The Trump administration has proposed punitive duties on countries that artificially lower their currencies — a sweeping trade policy tool that could be used against US allies as well as adversaries such as China.
On Thursday evening, the US Department of Commerce issued a notice of “proposed rulemaking” that would allow the government to slap penalties on countries that “act to undervalue their currency relative to the dollar, resulting in a subsidy to their exports”.
Previous US administrations have been wary of mixing trade and currencies but political pressure from Congress to include foreign exchange as a factor in trade discussions has been growing.
“Foreign nations would no longer be able to use currency policies to the disadvantage of American workers and businesses,” said Wilbur Ross, the US commerce secretary. “This proposed rulemaking is a step toward implementing President Trump’s campaign promise to address unfair currency practices by our trading partners.”
Over the years US lawmakers have accused China, Japan, South Korea, Thailand and Vietnam of artificially lowering their currencies — but broad new rules could entangle other countries, including in Europe.
One concern with such provisions has always been that if applied with reciprocity, currency provisions could constrain the Federal Reserve, or undermine its independence. Another is that it could invite legal challenges at the World Trade Organization. Yet another is that there is no agreed upon method to measuring undervaluations.
In any case, some analysts say such a US step could be hugely destabilising to the world economic order at a time when it is already under strain. “Were this to happen, it would be a highly significant and corrosive development and a major black eye for the US and the international monetary system,” said Mark Sobel, a former senior US Treasury official.
The move follows a pattern in which Mr Trump has sought to inject measures to prevent currency devaluations into trade deals. The agreement struck last year with Canada and Mexico to revamp Nafta included a currency provision, while the US and China were considering currency measures during their faltering negotiations to end their trade dispute.
The timing of the announcement seemed designed to send a warning to China that the US would not tolerate any moves by Beijing to offset the impact of escalating tariffs on its imports by artificially lowering the value of the renminbi. However, it could also raise eyebrows in Japan ahead of Mr Trump’s visit to Tokyo over the weekend, and in South Korea, where the US president is also due to go in late June.
Reacting to the US proposal, Japanese finance minister Taro Aso said: “At least in the finance ministry, nobody is too worried about this just yet.”
The crucial question for Japan would be whether the US counted monetary easing — which often has the side-effect of weakening the currency — as intervention. Japan has not actively intervened in the yen for some years, so it should avoid any US tariffs, but its ultra-low interest rates have led to depreciation against the dollar.
For China, the Treasury department conducts an annual review of its management of the renminbi but has so far not formally declared it to be a currency manipulator.
China’s central bank sets a daily “reference rate” against the dollar for onshore trading, against which the renminbi is only allowed to rise or fall 2 per cent.
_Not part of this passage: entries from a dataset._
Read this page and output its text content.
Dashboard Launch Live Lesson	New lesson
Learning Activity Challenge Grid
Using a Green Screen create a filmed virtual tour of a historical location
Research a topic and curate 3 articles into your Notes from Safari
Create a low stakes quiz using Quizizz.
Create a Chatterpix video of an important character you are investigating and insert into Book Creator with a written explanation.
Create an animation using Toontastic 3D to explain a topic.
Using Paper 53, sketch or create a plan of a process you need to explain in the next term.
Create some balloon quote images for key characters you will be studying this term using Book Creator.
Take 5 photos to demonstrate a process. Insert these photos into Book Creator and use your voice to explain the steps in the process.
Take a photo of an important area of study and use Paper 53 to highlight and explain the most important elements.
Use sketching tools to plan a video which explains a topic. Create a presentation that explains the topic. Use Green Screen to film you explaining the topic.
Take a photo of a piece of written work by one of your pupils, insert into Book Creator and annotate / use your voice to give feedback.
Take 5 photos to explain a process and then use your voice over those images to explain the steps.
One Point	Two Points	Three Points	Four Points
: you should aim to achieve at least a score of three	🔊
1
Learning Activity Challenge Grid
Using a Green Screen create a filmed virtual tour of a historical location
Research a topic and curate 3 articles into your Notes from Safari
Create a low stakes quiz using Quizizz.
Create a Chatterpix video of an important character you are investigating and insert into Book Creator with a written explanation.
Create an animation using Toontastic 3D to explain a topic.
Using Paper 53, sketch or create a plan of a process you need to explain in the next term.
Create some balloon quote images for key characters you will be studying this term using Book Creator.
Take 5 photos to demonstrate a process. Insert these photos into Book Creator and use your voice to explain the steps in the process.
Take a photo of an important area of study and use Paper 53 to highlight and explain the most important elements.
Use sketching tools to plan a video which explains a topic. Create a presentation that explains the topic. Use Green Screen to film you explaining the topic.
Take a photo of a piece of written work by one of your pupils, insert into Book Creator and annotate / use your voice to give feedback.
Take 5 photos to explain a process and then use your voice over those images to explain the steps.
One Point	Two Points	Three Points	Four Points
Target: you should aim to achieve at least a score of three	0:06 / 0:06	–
While the currency has depreciated 8 per cent since June, offsetting most of the impact of tariffs imposed on Chinese imports last year by Mr Trump, the People’s Bank of China has not let the renminbi slide through 7 to the dollar since it first tested that level in December 2016.
South Korea’s finance ministry declined to comment. Mr Trump’s threat came days after officials in Seoul expressed concern over the country’s rapidly sinking currency. Moon Jeong-hee, a forex analyst at KB Investment & Securities, said any intervention by South Korean central bankers would likely be “very small” and targeted at stabilising the market, rather than “manipulating the forex rate”.
The imposition by the US of punitive trade measures based on currency policy would be remarkable because countervailing duties are normally used to combat unfair subsidies by America’s trading partners.
Industries that have used those trade remedies in the past, and criticised countries for lowering their currency artificially, welcomed the US move.
“Today’s announcement by Secretary Ross is a significant step by the Trump administration to help triage the massive damage that undervalued currency is causing to our nation’s manufacturing sector, especially the steel industry,” the American Iron and Steel Institute said in a statement.